Artificial intelligence, specifically large language models such as ChatGPT, offers valuable potential benefits in question (item) writing. This study aimed to determine the feasibility of generating case-based multiple-choice questions using ChatGPT in terms of item difficulty and discrimination levels.

Methods

This study involved 99 fourth-year medical students who participated in a rational pharmacotherapy clerkship carried out based-on the WHO 6-Step Model.

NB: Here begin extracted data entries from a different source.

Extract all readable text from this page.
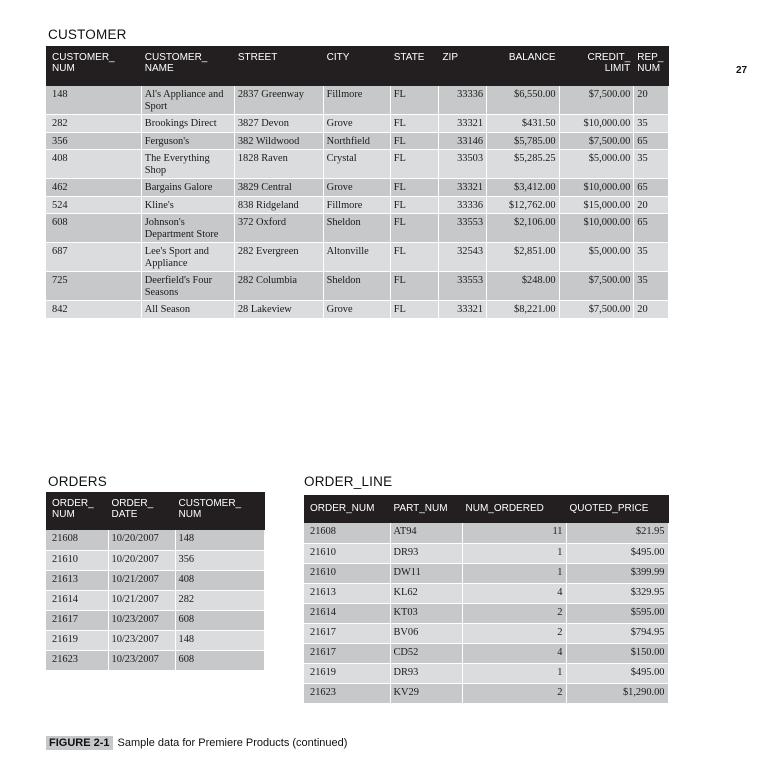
27
CUSTOMER
CUSTOMER_ NUM	CUSTOMER_ NAME	STREET	CITY	STATE	ZIP	BALANCE	CREDIT_ LIMIT	REP_ NUM
148	Al's Appliance and Sport	2837 Greenway	Fillmore	FL	33336	$6,550.00	$7,500.00	20
282	Brookings Direct	3827 Devon	Grove	FL	33321	$431.50	$10,000.00	35
356	Ferguson's	382 Wildwood	Northfield	FL	33146	$5,785.00	$7,500.00	65
408	The Everything Shop	1828 Raven	Crystal	FL	33503	$5,285.25	$5,000.00	35
462	Bargains Galore	3829 Central	Grove	FL	33321	$3,412.00	$10,000.00	65
524	Kline's	838 Ridgeland	Fillmore	FL	33336	$12,762.00	$15,000.00	20
608	Johnson's Department Store	372 Oxford	Sheldon	FL	33553	$2,106.00	$10,000.00	65
687	Lee's Sport and Appliance	282 Evergreen	Altonville	FL	32543	$2,851.00	$5,000.00	35
725	Deerfield's Four Seasons	282 Columbia	Sheldon	FL	33553	$248.00	$7,500.00	35
842	All Season	28 Lakeview	Grove	FL	33321	$8,221.00	$7,500.00	20
ORDERS
ORDER_ NUM	ORDER_ DATE	CUSTOMER_ NUM
21608	10/20/2007	148
21610	10/20/2007	356
21613	10/21/2007	408
21614	10/21/2007	282
21617	10/23/2007	608
21619	10/23/2007	148
21623	10/23/2007	608
ORDER_LINE
ORDER_NUM	PART_NUM	NUM_ORDERED	QUOTED_PRICE
21608	AT94	11	$21.95
21610	DR93	1	$495.00
21610	DW11	1	$399.99
21613	KL62	4	$329.95
21614	KT03	2	$595.00
21617	BV06	2	$794.95
21617	CD52	4	$150.00
21619	DR93	1	$495.00
21623	KV29	2	$1,290.00
FIGURE 2-1 Sample data for Premiere Products (continued)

In response to a prompt that we provided, ChatGPT generated ten case-based multiple-choice questions on hypertension. Following an expert panel, two of these multiple-choice questions were incorporated into a medical school exam without making any changes in the questions. Based on the administration of the test, we evaluated their psychometric properties, including item difficulty, item discrimination (point-biserial correlation), and functionality of the options.

Results

Both questions exhibited acceptable levels of point-biserial correlation, which is higher than the threshold of 0.30 (0.41 and 0.39). However, one question had three non-functional options (options chosen by fewer than 5% of the exam participants) while the other question had none.

Conclusions

The findings showed that the questions can effectively differentiate between students who perform at high and low levels, which also point out the potential of ChatGPT as an artificial intelligence tool in test development. Future studies may use the prompt to generate items in order for enhancing the external validity of the results by gathering data from diverse institutions and settings.